Let $M$ be the $3 \times 4$ matrix displayed below $$ \begin{bmatrix} 1 &3&2&4\\ 2&4&3&5\\ 3&5&4&6\\ \end{bmatrix} $$ I want to find the dimension of the vector space of solutions of $3 \times 4$ matrices $N$ where $N^{T}M=0$ but I am having some trouble.
Thoughts on the matter:
I am in general, wondering if there is some sort of conceptional insight towards doing this problem, but here is what I've thought.

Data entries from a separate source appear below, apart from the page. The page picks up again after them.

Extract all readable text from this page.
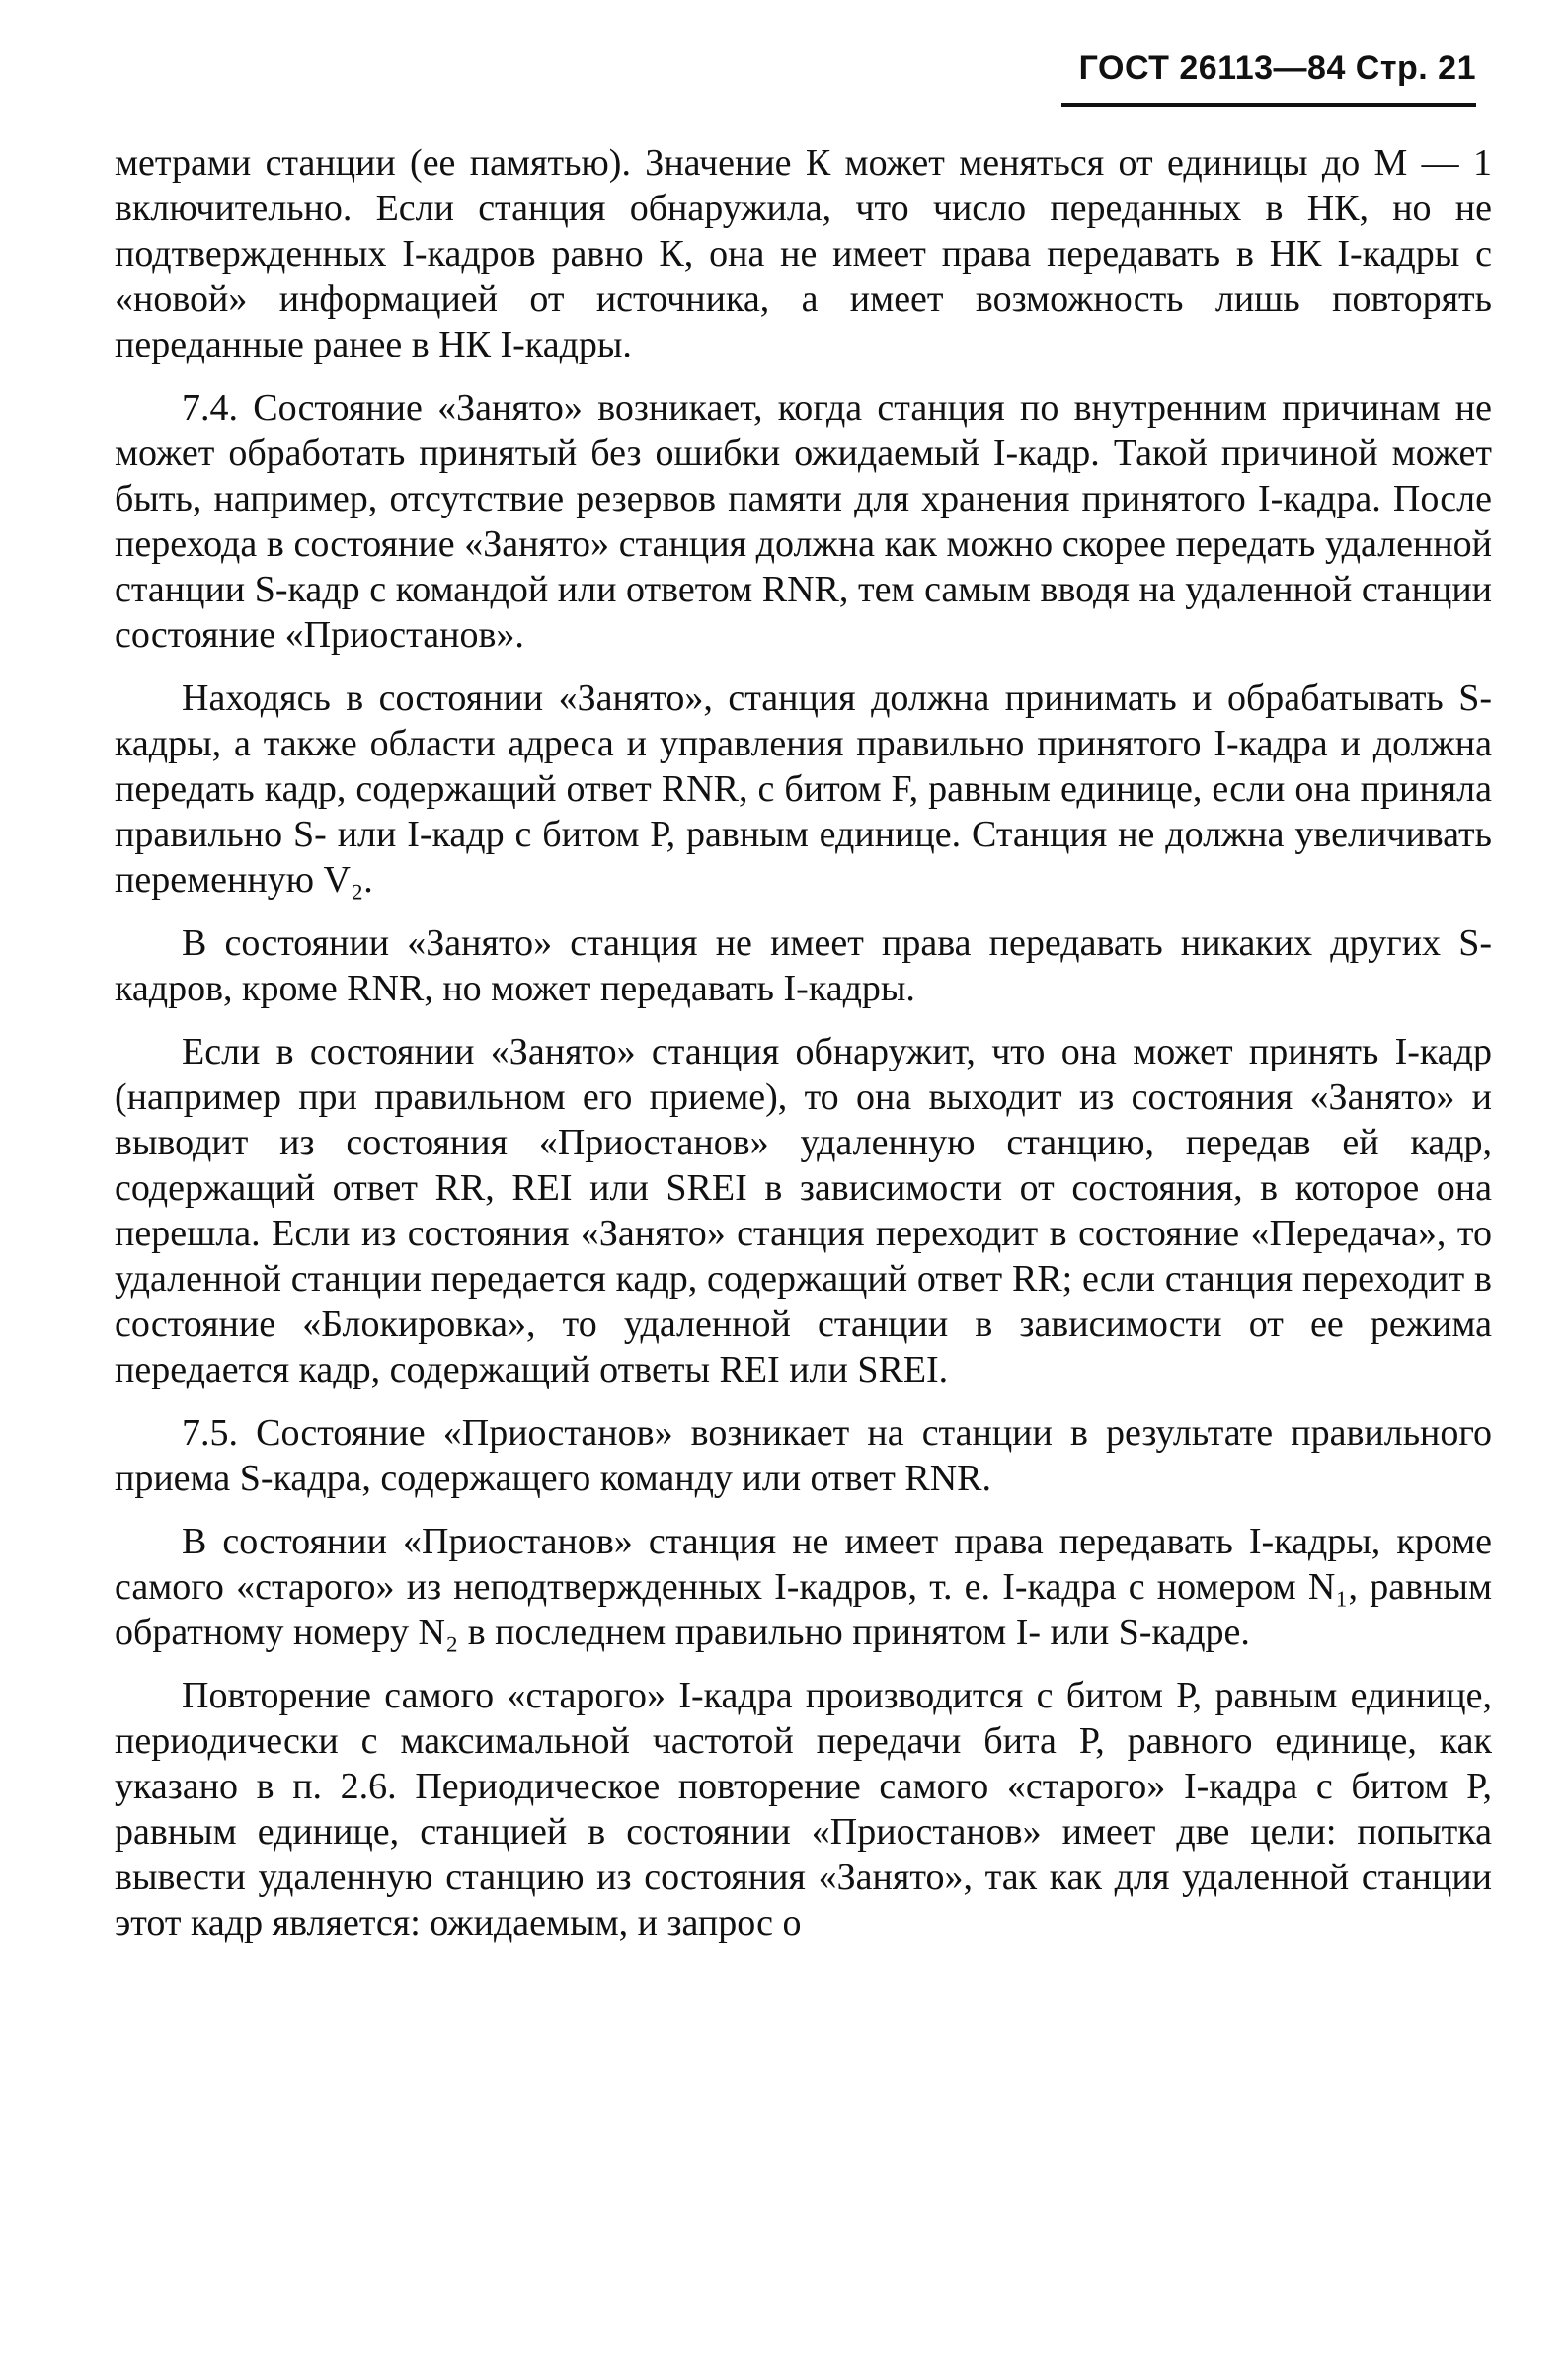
ГОСТ 26113—84 Стр. 21

метрами станции (ее памятью). Значение К может меняться от единицы до М — 1 включительно. Если станция обнаружила, что число переданных в НК, но не подтвержденных I-кадров равно К, она не имеет права передавать в НК I-кадры с «новой» информацией от источника, а имеет возможность лишь повторять переданные ранее в НК I-кадры.

7.4. Состояние «Занято» возникает, когда станция по внутренним причинам не может обработать принятый без ошибки ожидаемый I-кадр. Такой причиной может быть, например, отсутствие резервов памяти для хранения принятого I-кадра. После перехода в состояние «Занято» станция должна как можно скорее передать удаленной станции S-кадр с командой или ответом RNR, тем самым вводя на удаленной станции состояние «Приостанов».

Находясь в состоянии «Занято», станция должна принимать и обрабатывать S-кадры, а также области адреса и управления правильно принятого I-кадра и должна передать кадр, содержащий ответ RNR, с битом F, равным единице, если она приняла правильно S- или I-кадр с битом Р, равным единице. Станция не должна увеличивать переменную V₂.

В состоянии «Занято» станция не имеет права передавать никаких других S-кадров, кроме RNR, но может передавать I-кадры.

Если в состоянии «Занято» станция обнаружит, что она может принять I-кадр (например при правильном его приеме), то она выходит из состояния «Занято» и выводит из состояния «Приостанов» удаленную станцию, передав ей кадр, содержащий ответ RR, REI или SREI в зависимости от состояния, в которое она перешла. Если из состояния «Занято» станция переходит в состояние «Передача», то удаленной станции передается кадр, содержащий ответ RR; если станция переходит в состояние «Блокировка», то удаленной станции в зависимости от ее режима передается кадр, содержащий ответы REI или SREI.

7.5. Состояние «Приостанов» возникает на станции в результате правильного приема S-кадра, содержащего команду или ответ RNR.

В состоянии «Приостанов» станция не имеет права передавать I-кадры, кроме самого «старого» из неподтвержденных I-кадров, т. е. I-кадра с номером N₁, равным обратному номеру N₂ в последнем правильно принятом I- или S-кадре.

Повторение самого «старого» I-кадра производится с битом Р, равным единице, периодически с максимальной частотой передачи бита Р, равного единице, как указано в п. 2.6. Периодическое повторение самого «старого» I-кадра с битом Р, равным единице, станцией в состоянии «Приостанов» имеет две цели: попытка вывести удаленную станцию из состояния «Занято», так как для удаленной станции этот кадр является: ожидаемым, и запрос о
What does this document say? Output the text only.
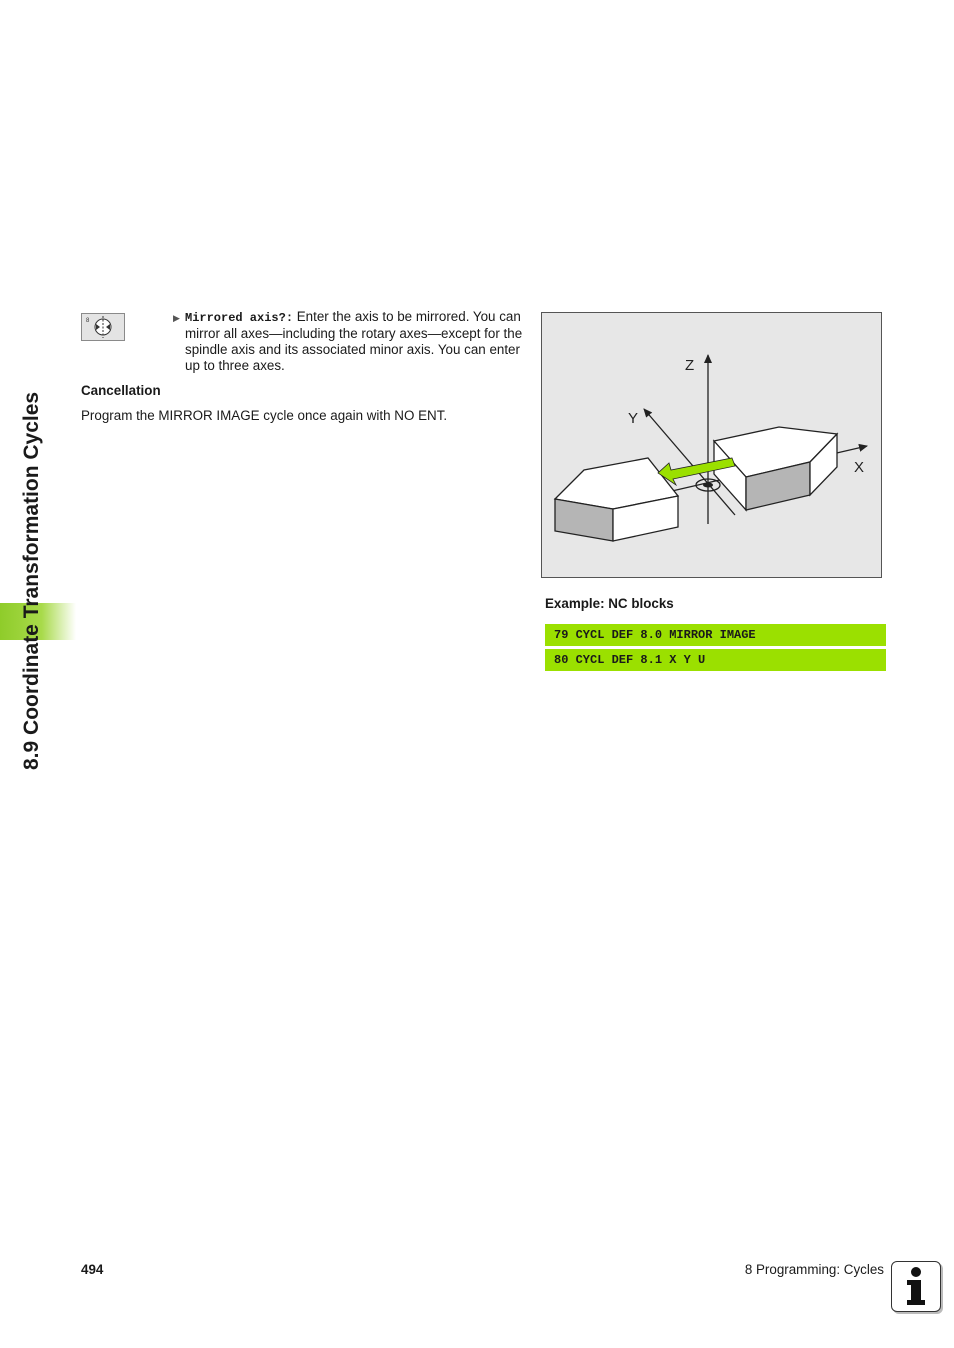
8.9 Coordinate Transformation Cycles
8	▶ Mirrored axis?: Enter the axis to be mirrored. You can mirror all axes—including the rotary axes—except for the spindle axis and its associated minor axis. You can enter up to three axes.
Cancellation
Program the MIRROR IMAGE cycle once again with NO ENT.
Z
Y
X
Example: NC blocks
79 CYCL DEF 8.0 MIRROR IMAGE
80 CYCL DEF 8.1 X Y U
494	8 Programming: Cycles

To say that we have a matrix $N$ where $N^{T}M=0$ is the same as saying that $M^{T}N=0$. Displayed below as $$ \begin{bmatrix} 1 &2&3\\ 3&4&5\\ 2&3&4 \\ 4&5&6 \\ \end{bmatrix} \cdot \begin{bmatrix} n_{11} &n_{12}&n_{13}&n_{14}\\ n_{21}&n_{22}&n_{23}&n_{24}\\ n_{31}&n_{32}&n_{33}&n_{34}\\ \end{bmatrix}=0$$ I can think of this as four seperate systems of equations of the form $$ \begin{bmatrix} 1 &2&3\\ 3&4&5\\ 2&3&4 \\ 4&5&6 \\ \end{bmatrix} \cdot \begin{bmatrix} n_{1j} \\ n_{2j}\\ n_{3j}\\ \end{bmatrix}=\begin{bmatrix} 0 \\ 0\\ 0\\ \end{bmatrix}$$ for $j=1,2,3,4$. I found the rank of the matrix $M^{T}$ to be $2$ using column reduction which should imply that the null space of linear map $\mathbb{C}^{3} \rightarrow \mathbb{C}^{4}$ to have dimesion $3-2=1$. I'm not sure where to go from here.
row reducing $ M^\top =\pmatrix{ 1 &2&3\\ 3&4&5\\ 2&3&4 \\ 4&5&6 },\, $ i get $\pmatrix{1&0&-1\\0&1&2\\0&0&0\\0&0&0}.$
therefore the null space of $M^\top$ is spanned $(1, -2, 1)^\top.$ we have $N^\top M = 0 \iff M^\top N = 0.$ that is every column of $N$ is a multiple of $(1, -2, 1)^\top.$